Around the same time that JJ found the envelope addressed to his mother, he’d been hatching a plan to convince his parents to let him visit the spookiest places in Aspen Springs, Colorado. The Barclay Hotel was at the top of the list of most haunted places within a twenty-mile radius of his house. The trouble was it had been closed for years. No one was allowed in. Not even professional ghost hunting crews.
Even JJ’s favorite online show, Ghost Catchers, had tried and failed. This guy named Hatch (even his name was cool) would go to haunted locations and investigate. Hatch had been to Alcatraz, the Winchester Mystery House, and a whole bunch of other creepy places. But never to the Barclay Hotel. The show had tried to get access (they even just showed up once), but the owner, Mr. Barclay, always declined.
And here was an invitation, a fancy one at that, to give JJ access to the place for a whole entire weekend. He could ghost hunt while he was there!
Maybe he’d even send his video footage and other evidence (there had to be lots!) to Hatch, and then JJ would definitely be invited on the show. And then maybe his parents wouldn’t think ghost hunting was “silly fake science” (his mom’s words) anymore.
Access to the Barclay Hotel—for a whole weekend, no less. An opportunity like this one comes along rarely. Once in a lifetime, one might say.

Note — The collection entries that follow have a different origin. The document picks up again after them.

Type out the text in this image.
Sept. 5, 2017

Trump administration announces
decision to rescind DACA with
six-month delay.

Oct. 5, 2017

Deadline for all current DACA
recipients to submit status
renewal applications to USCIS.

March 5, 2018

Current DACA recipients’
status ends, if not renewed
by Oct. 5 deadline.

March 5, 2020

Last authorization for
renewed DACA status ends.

“Are you ready for Book Club, JJ?”
“Did you see this?” he asked his dad, waving the invitation.
His dad squinted (he really needed glasses but was avoiding a trip to the eye doctor). “An invitation?”
“Mom won a trip to the Barclay Hotel.”
JJ’s dad smiled. “How fun.”
“I want to go to the Barclay Hotel,” JJ blurted out, knowing that with parents, it was better to tell them what you actually wanted sometimes. Except when it came to Book Club. “And you know Mom owes me one.”
JJ had been saving this IOU for a few months now, waiting for the best opportunity. See, JJ’s mom was always so busy running her restaurant franchise (PB&JJ—because everything’s better with peanut butter!) that sometimes she missed important stuff, like parent-teacher conferences, award ceremonies, and science fairs.
Not that JJ was an award-y kind of kid. But there had been an art exhibit back in December that his mom was supposed to come see. And she’d missed it, because she had a PB&JJ emergency in Kansas. JJ’s mom apologized—a lot—and gave JJ a big IOU.
He decided it was time to cash it in.